The electrochemical route for the synthesis of nanoscale materials is a versatile approach. Both spatial and size control can be easily achieved by the fine tuning of electrochemical parameters.[21] The major advantage associated with the electrochemical synthesis of nanoscale metal particles is that it does not require toxic reducing/stabilizing agents and sophisticated equipment. Moreover, the particles can be directly deposited on conducting platforms for microelectronic and micro fuel-cell applications. The co-deposition of Pt and Pd is a promising approach where the merits of both metals can be integrated to achieve enhanced electrocatalytic performance. Taking advantages of the electrochemical route, in this work the electrochemical co-deposition of Pt-Pd nanoparticles of different composition and the evaluation of their electrocatalytic performance towards oxidation of formic acid are described. Interestingly, we could tune the reaction pathway from dehydration to CO-free dehydrogenation route by controlling the composition of Pt-Pd nanoparticles. The CO-free pathway is achieved with the bimetallic nanoparticle of ultralow Pt content. The electrocatalytic performance of bimetallic nanoparticle has been compared with the Pt and Pd nanoparticles obtained at the identical condition.
2 Experimental
2.1 Materials
H2PtCl6.6H2O and K2PdCl4 were obtained from Sigma- Aldrich. Formic acid was purchased from Merck (India).
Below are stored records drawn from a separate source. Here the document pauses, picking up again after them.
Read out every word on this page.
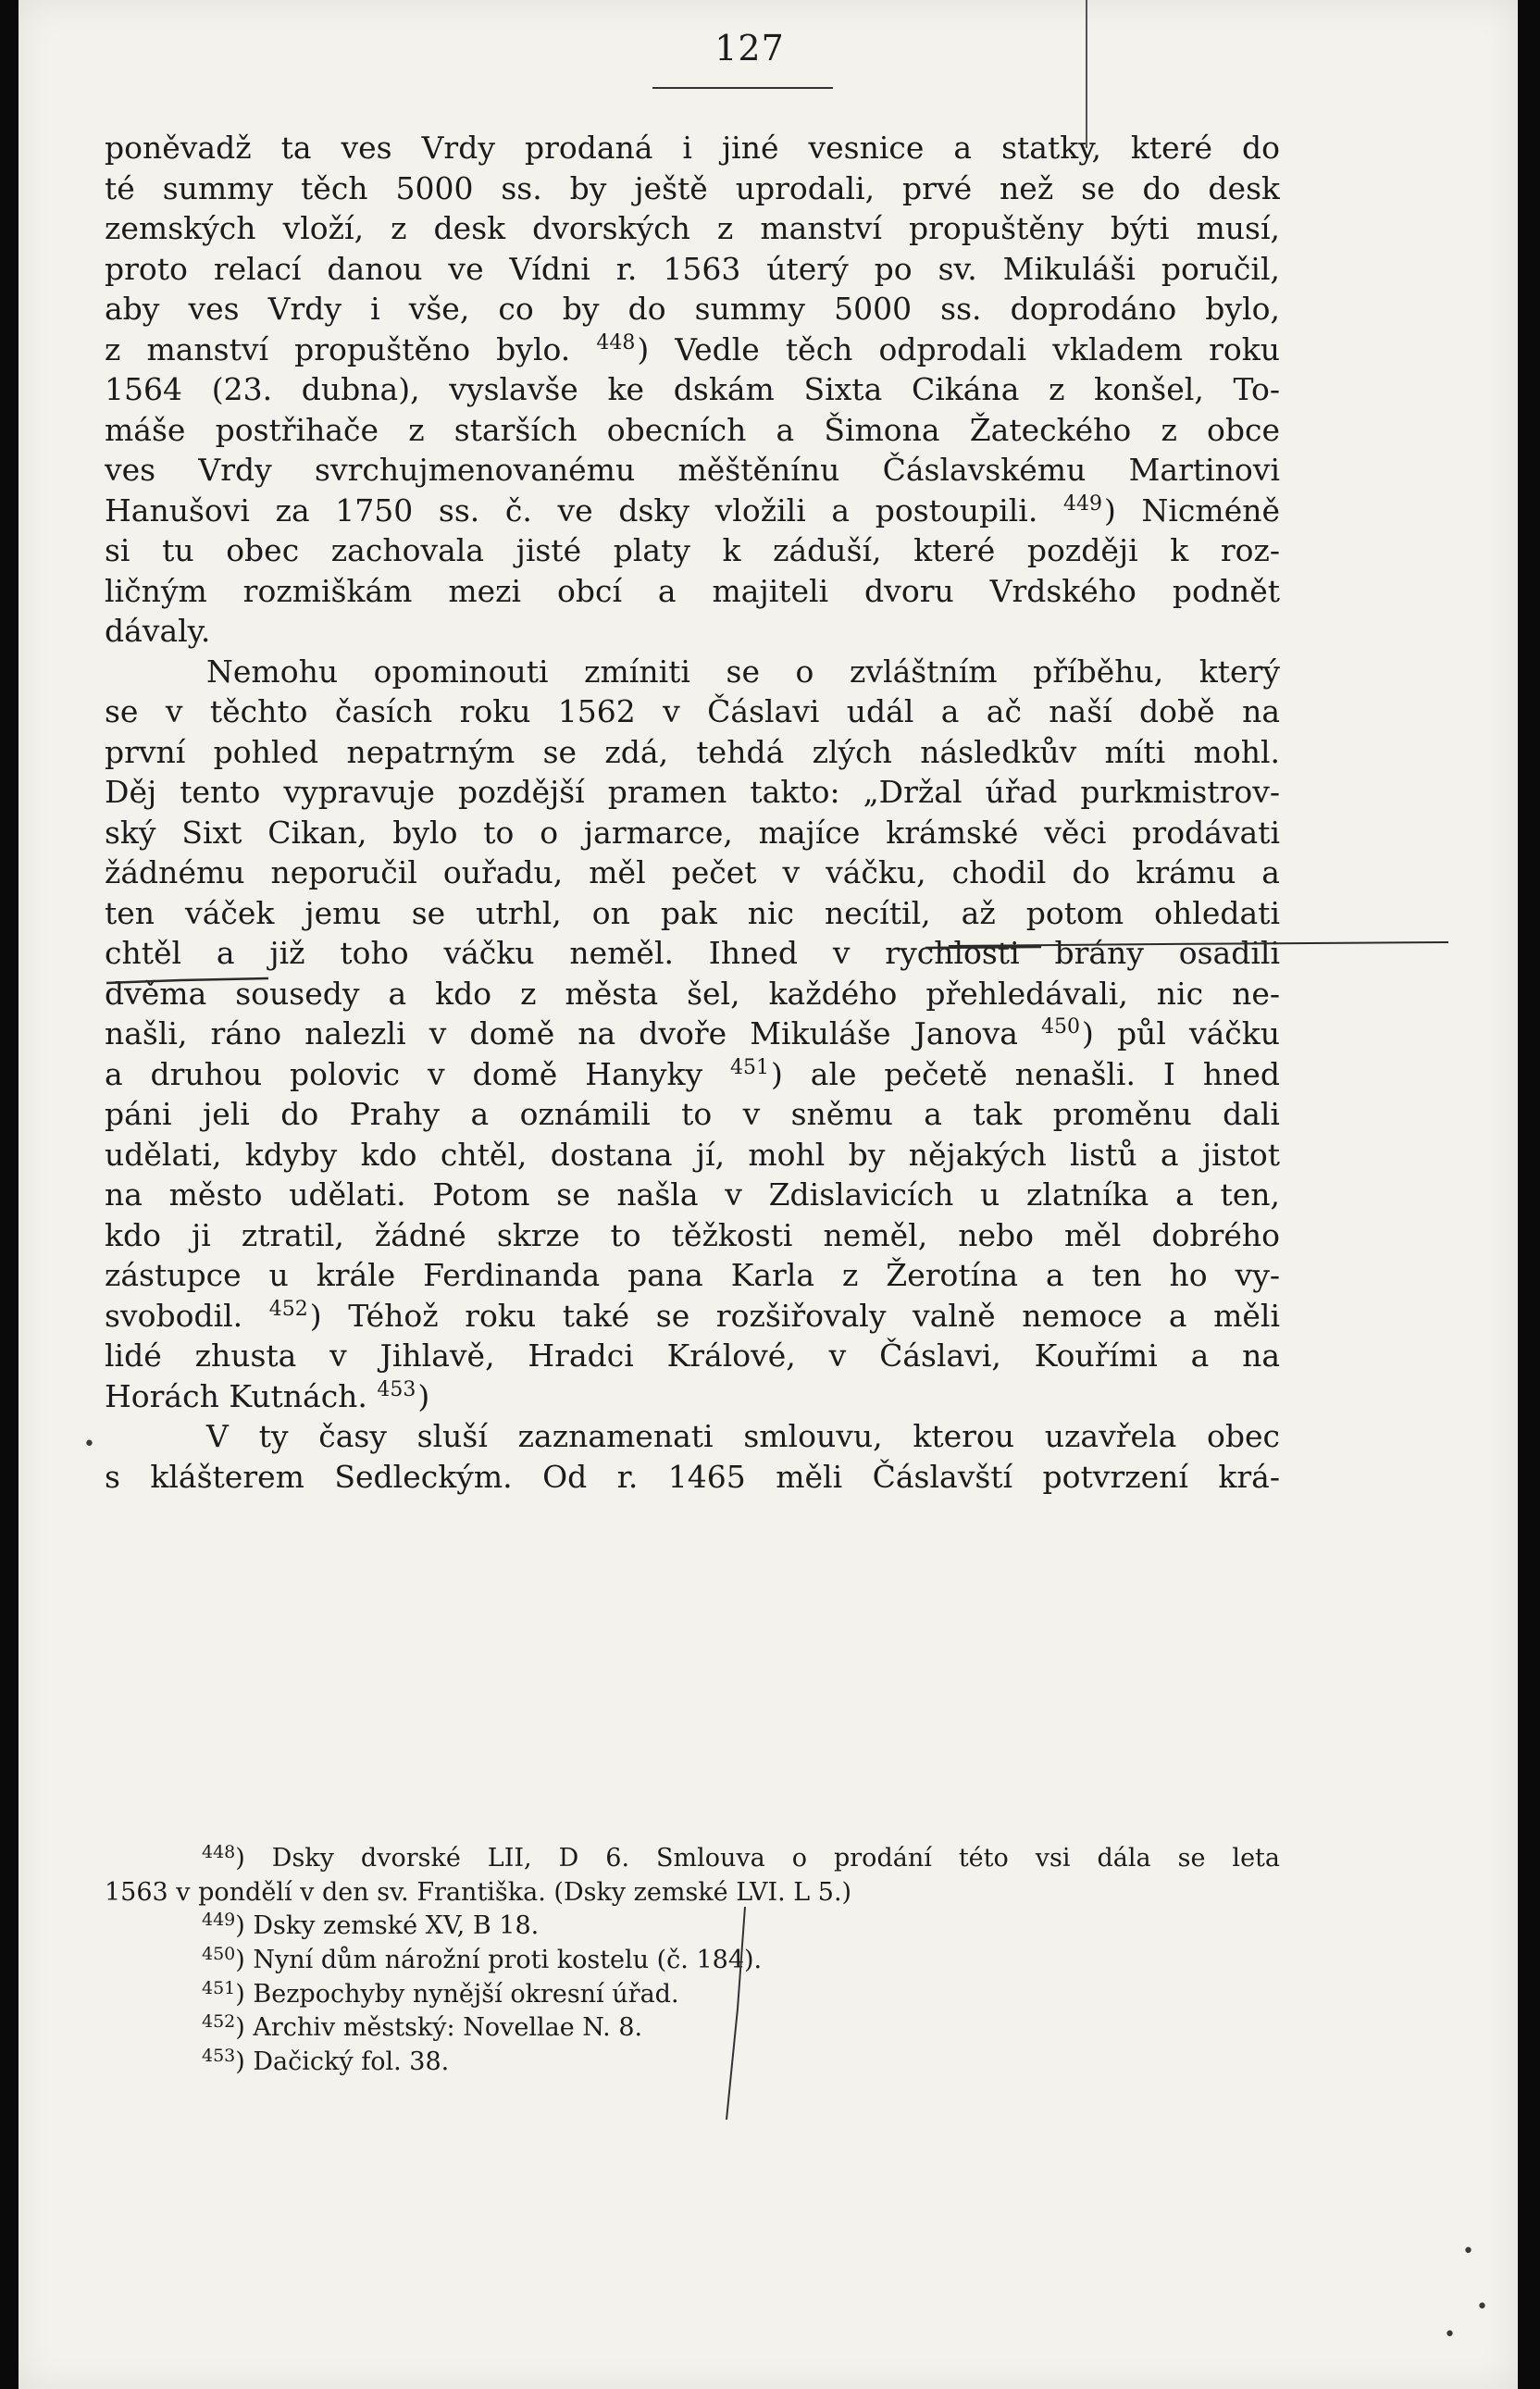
127
poněvadž ta ves Vrdy prodaná i jiné vesnice a statky, které do
té summy těch 5000 ss. by ještě uprodali, prvé než se do desk
zemských vloží, z desk dvorských z manství propuštěny býti musí,
proto relací danou ve Vídni r. 1563 úterý po sv. Mikuláši poručil,
aby ves Vrdy i vše, co by do summy 5000 ss. doprodáno bylo,
z manství propuštěno bylo. $^{448}$) Vedle těch odprodali vkladem roku
1564 (23. dubna), vyslavše ke dskám Sixta Cikána z konšel, To-
máše postřihače z starších obecních a Šimona Žateckého z obce
ves Vrdy svrchujmenovanému měštěnínu Čáslavskému Martinovi
Hanušovi za 1750 ss. č. ve dsky vložili a postoupili. $^{449}$) Nicméně
si tu obec zachovala jisté platy k záduší, které později k roz-
ličným rozmiškám mezi obcí a majiteli dvoru Vrdského podnět
dávaly.
Nemohu opominouti zmíniti se o zvláštním příběhu, který
se v těchto časích roku 1562 v Čáslavi udál a ač naší době na
první pohled nepatrným se zdá, tehdá zlých následkův míti mohl.
Děj tento vypravuje pozdější pramen takto: „Držal úřad purkmistrov-
ský Sixt Cikan, bylo to o jarmarce, majíce krámské věci prodávati
žádnému neporučil ouřadu, měl pečet v váčku, chodil do krámu a
ten váček jemu se utrhl, on pak nic necítil, až potom ohledati
chtěl a již toho váčku neměl. Ihned v rychlosti brány osadili
dvěma sousedy a kdo z města šel, každého přehledávali, nic ne-
našli, ráno nalezli v domě na dvoře Mikuláše Janova $^{450}$) půl váčku
a druhou polovic v domě Hanyky $^{451}$) ale pečetě nenašli. I hned
páni jeli do Prahy a oznámili to v sněmu a tak proměnu dali
udělati, kdyby kdo chtěl, dostana jí, mohl by nějakých listů a jistot
na město udělati. Potom se našla v Zdislavicích u zlatníka a ten,
kdo ji ztratil, žádné skrze to těžkosti neměl, nebo měl dobrého
zástupce u krále Ferdinanda pana Karla z Žerotína a ten ho vy-
svobodil. $^{452}$) Téhož roku také se rozšiřovaly valně nemoce a měli
lidé zhusta v Jihlavě, Hradci Králové, v Čáslavi, Kouřími a na
Horách Kutnách. $^{453}$)
V ty časy sluší zaznamenati smlouvu, kterou uzavřela obec
s klášterem Sedleckým. Od r. 1465 měli Čáslavští potvrzení krá-
$^{448}$) Dsky dvorské LII, D 6. Smlouva o prodání této vsi dála se leta
1563 v pondělí v den sv. Františka. (Dsky zemské LVI. L 5.)
$^{449}$) Dsky zemské XV, B 18.
$^{450}$) Nyní dům nárožní proti kostelu (č. 184).
$^{451}$) Bezpochyby nynější okresní úřad.
$^{452}$) Archiv městský: Novellae N. 8.
$^{453}$) Dačický fol. 38.
•
•
•
•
All other chemicals used in this study were of analytical grade (purity ≥99%) and used as received. All the solutions were prepared with Milli-Q (18 M Ω cm) water.
2.2 Instrumentation
The field emission scanning electron microscopic (FESEM) images of the nanoparticles were obtained with JEOL JEM 6700F electron microscope. The X-ray diffraction (XRD) analysis was performed with a Panalytical X’pert PRO high resolution XRD (PW 3040/60) unit using Ni-filtered Cu K α (λ = 1.54 Å) radiation. The overall atomic percentage of the alloy catalyst was measured with CAMECA sx-100 electron probe micro analyzer (EPMA). Electrochemical measurements were carried out in a two-compartment three-electrode cell using glassy carbon (GC) (surface area: 0.07 cm2) working (CH Instruments, Texas, USA), Pt wire auxiliary, and Ag/AgCl (3 M KCl) reference electrodes. All electrochemical experiments were performed with Autolab potentiostat-galvanostat (302N), using computer controlled GPES software. All the potentials are referred against standard hydrogen electrode (SHE) by adding a conversion factor of 0.197 V.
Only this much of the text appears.